- Royal Township, Minnesota Location within the state of Minnesota Royal Township, Minnesota Royal Township, Minnesota (the United States)
- Coordinates: 44°30′N 96°15′W﻿ / ﻿44.500°N 96.250°W
- Country: United States
- State: Minnesota
- County: Lincoln

Area
- • Total: 33.9 sq mi (87.8 km^{2})
- • Land: 32.8 sq mi (85.0 km^{2})
- • Water: 1.1 sq mi (2.8 km^{2})
- Elevation: 1,644 ft (501 m)

Population (2000)
- • Total: 205
- • Density: 6.2/sq mi (2.4/km^{2})
- Time zone: UTC-6 (Central (CST))
- • Summer (DST): UTC-5 (CDT)
- FIPS code: 27-56158
- GNIS feature ID: 0665482

= Royal Township, Lincoln County, Minnesota =

Royal Township is a township in Lincoln County, Minnesota, United States. The population was 205 at the 2000 census.

==History==
Royal Township was so named on account of the "kingly" pride settlers took in their new township.

==Geography==
According to the United States Census Bureau, the township has a total area of 33.9 square miles (87.8 km^{2}), of which 32.8 square miles (85.0 km^{2}) is land and 1.1 square miles (2.8 km^{2}) (3.24%) is water.

==Demographics==
As of the census of 2000, there were 205 people, 82 households, and 51 families residing in the township. The population density was 6.2 people per square mile (2.4/km^{2}). There were 91 housing units at an average density of 2.8/sq mi (1.1/km^{2}). The racial makeup of the township was 97.56% White, and 2.44% from two or more races. Hispanic or Latino of any race were 0.98% of the population.

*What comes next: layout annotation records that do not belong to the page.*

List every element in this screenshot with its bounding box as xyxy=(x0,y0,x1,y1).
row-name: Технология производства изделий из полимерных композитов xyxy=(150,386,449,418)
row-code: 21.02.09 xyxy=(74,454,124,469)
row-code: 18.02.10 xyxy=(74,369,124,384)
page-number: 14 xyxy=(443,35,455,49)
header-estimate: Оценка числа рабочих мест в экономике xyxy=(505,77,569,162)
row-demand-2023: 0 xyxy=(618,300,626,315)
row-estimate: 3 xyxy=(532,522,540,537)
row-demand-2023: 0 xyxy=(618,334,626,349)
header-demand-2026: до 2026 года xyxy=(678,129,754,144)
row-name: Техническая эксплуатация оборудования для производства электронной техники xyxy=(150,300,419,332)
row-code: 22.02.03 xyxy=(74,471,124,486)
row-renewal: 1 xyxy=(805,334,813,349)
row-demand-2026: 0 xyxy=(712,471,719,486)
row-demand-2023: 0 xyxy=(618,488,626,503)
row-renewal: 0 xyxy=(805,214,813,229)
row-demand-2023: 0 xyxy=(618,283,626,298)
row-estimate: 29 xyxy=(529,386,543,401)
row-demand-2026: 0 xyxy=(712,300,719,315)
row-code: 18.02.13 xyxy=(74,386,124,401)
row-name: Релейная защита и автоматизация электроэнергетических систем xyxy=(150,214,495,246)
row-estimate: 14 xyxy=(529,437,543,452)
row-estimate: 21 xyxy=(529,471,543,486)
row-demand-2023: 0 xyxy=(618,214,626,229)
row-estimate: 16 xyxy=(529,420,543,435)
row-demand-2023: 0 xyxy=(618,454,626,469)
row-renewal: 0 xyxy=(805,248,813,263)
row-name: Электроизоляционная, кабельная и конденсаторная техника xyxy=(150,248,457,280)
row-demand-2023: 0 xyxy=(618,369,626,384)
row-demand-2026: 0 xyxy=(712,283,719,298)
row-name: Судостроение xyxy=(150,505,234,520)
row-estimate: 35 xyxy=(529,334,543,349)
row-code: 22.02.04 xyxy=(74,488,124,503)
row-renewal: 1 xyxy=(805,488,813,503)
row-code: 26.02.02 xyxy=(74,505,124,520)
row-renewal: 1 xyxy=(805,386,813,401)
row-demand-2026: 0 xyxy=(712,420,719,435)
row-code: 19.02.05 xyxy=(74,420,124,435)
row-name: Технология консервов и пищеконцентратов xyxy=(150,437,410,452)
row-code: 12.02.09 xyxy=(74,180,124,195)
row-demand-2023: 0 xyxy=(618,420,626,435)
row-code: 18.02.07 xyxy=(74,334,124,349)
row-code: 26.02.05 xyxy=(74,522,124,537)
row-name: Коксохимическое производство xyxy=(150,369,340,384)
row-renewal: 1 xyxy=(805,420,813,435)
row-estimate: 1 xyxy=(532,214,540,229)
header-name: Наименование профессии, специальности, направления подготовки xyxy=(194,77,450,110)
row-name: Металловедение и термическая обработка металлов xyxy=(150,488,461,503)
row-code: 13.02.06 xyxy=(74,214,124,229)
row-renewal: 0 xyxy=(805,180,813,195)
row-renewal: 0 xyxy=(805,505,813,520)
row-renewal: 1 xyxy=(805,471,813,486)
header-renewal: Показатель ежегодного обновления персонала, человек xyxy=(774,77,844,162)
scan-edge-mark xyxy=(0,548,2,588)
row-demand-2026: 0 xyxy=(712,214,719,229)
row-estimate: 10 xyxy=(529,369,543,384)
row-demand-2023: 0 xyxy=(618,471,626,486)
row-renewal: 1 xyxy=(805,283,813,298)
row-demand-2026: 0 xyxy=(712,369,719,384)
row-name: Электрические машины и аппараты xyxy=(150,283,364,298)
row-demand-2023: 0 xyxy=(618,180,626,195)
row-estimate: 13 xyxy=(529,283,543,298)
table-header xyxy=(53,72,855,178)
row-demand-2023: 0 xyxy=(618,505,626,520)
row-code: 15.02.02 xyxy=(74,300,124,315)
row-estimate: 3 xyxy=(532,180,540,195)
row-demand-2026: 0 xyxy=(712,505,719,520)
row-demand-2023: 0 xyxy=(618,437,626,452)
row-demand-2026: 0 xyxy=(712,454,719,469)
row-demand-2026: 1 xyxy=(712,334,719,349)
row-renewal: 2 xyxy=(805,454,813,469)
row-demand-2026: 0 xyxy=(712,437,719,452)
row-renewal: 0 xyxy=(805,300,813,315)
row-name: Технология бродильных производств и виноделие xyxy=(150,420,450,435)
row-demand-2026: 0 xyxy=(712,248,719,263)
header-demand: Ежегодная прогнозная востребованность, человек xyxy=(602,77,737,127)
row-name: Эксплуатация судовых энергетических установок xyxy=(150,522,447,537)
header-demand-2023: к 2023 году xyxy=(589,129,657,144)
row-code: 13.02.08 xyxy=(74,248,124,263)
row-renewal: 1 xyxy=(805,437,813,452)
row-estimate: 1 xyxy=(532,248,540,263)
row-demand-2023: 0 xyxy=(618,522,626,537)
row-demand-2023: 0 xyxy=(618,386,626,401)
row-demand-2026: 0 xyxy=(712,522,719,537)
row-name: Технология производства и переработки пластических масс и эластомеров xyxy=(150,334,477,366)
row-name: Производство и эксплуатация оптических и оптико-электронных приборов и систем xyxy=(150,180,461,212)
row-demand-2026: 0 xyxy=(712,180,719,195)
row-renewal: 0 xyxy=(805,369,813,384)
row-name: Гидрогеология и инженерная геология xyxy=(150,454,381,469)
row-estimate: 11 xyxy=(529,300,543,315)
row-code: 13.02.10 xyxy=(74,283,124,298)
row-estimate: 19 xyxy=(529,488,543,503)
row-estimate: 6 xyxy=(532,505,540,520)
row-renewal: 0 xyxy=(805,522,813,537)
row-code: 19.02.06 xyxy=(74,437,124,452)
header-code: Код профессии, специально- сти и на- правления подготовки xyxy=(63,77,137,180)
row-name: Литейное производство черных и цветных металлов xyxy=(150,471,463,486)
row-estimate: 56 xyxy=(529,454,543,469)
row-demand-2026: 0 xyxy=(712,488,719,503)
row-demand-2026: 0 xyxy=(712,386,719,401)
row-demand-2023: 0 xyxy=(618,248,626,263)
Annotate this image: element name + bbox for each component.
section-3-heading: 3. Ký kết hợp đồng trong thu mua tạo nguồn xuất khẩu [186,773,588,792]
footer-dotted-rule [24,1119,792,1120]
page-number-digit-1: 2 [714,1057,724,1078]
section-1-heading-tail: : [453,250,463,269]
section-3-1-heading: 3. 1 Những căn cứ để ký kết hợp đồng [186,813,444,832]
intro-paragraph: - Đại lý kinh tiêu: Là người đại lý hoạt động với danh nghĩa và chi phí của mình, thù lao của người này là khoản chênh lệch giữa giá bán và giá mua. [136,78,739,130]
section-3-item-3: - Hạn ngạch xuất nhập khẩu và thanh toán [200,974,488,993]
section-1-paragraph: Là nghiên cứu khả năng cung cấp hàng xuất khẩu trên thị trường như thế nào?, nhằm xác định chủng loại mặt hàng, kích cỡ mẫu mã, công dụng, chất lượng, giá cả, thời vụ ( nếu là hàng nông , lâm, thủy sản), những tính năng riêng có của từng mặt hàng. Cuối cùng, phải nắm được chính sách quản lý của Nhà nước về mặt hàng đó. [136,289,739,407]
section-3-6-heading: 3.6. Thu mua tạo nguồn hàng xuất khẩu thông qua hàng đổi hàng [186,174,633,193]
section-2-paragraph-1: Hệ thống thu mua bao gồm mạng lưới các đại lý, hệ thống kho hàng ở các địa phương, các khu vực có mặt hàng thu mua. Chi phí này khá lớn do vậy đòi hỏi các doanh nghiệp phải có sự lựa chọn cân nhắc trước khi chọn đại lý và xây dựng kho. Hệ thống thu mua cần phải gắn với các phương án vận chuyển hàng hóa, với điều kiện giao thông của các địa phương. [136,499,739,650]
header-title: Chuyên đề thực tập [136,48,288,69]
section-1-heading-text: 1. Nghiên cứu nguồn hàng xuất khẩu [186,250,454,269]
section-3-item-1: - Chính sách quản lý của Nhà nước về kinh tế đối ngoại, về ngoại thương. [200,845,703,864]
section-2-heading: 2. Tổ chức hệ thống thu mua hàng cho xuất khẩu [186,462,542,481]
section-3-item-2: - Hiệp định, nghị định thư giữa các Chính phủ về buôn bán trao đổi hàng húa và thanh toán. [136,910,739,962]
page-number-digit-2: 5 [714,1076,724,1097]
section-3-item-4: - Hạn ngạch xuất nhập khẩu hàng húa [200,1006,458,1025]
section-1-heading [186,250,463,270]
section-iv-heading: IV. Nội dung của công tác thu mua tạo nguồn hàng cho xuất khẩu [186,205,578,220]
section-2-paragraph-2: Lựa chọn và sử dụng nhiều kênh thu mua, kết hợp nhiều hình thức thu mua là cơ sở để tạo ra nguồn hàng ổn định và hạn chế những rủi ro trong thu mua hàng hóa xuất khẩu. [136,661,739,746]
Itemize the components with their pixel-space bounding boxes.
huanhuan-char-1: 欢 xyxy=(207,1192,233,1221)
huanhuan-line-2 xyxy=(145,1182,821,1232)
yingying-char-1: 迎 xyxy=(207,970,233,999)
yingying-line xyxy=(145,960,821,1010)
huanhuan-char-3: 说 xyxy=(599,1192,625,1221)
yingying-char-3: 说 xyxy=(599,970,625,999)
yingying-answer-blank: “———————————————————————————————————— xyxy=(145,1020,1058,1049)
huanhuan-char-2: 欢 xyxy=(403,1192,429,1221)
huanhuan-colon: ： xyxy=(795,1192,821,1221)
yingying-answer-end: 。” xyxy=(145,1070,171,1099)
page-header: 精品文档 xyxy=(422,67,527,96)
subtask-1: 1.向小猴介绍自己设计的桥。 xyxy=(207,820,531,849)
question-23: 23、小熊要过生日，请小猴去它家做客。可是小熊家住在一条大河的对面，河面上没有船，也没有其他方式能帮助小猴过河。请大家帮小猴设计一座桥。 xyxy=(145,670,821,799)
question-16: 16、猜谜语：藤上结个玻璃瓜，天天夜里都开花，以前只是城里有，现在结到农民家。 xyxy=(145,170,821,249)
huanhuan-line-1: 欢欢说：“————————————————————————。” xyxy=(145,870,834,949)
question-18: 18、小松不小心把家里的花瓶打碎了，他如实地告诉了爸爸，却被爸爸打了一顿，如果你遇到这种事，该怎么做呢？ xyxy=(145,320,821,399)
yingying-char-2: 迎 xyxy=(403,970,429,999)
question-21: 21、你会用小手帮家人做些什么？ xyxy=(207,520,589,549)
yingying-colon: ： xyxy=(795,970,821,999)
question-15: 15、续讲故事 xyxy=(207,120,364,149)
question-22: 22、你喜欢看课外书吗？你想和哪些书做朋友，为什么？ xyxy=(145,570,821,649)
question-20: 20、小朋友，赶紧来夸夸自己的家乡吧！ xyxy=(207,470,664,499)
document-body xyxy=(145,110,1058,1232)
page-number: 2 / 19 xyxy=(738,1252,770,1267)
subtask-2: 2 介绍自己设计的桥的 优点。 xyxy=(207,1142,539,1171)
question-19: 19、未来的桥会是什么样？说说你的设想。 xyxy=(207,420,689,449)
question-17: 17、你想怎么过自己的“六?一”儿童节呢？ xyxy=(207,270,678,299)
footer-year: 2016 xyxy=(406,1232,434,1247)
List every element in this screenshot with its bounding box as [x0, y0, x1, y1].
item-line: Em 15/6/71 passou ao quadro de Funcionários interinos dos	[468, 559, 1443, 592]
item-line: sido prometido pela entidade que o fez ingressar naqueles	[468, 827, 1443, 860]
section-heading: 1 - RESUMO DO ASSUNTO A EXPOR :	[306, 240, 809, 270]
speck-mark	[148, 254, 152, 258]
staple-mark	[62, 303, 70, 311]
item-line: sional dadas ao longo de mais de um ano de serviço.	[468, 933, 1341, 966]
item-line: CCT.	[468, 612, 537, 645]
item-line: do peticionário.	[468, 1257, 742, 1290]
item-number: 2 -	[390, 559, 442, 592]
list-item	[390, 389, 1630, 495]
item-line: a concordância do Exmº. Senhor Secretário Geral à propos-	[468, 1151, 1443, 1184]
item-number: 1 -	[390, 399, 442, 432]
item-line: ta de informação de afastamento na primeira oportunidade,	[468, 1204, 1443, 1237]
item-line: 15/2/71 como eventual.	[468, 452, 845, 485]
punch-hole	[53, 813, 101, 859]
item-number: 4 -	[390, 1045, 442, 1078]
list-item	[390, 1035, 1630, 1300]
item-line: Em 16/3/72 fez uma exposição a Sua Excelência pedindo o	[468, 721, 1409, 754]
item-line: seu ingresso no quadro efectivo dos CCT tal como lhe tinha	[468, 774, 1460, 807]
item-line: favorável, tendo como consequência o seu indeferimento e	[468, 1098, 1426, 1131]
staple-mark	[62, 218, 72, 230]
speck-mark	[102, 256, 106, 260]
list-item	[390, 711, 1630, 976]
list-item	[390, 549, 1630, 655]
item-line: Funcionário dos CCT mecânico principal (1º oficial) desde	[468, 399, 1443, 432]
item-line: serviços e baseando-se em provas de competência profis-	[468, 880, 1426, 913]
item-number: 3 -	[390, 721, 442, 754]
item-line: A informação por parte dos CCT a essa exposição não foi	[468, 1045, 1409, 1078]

There were 82 households, out of which 23.2% had children under the age of 18 living with them, 52.4% were married couples living together, 7.3% had a female householder with no husband present, and 36.6% were non-families. 34.1% of all households were made up of individuals, and 22.0% had someone living alone who was 65 years of age or older. The average household size was 2.50 and the average family size was 3.12.

In the township the population was spread out, with 27.3% under the age of 18, 6.8% from 18 to 24, 22.0% from 25 to 44, 24.4% from 45 to 64, and 19.5% who were 65 years of age or older. The median age was 40 years. For every 100 females, there were 109.2 males. For every 100 females age 18 and over, there were 98.7 males.

The median income for a household in the township was $28,333, and the median income for a family was $34,688. Males had a median income of $20,417 versus $18,958 for females. The per capita income for the township was $12,068. About 20.8% of families and 22.2% of the population were below the poverty line, including 26.2% of those under the age of eighteen and 19.4% of those 65 or over.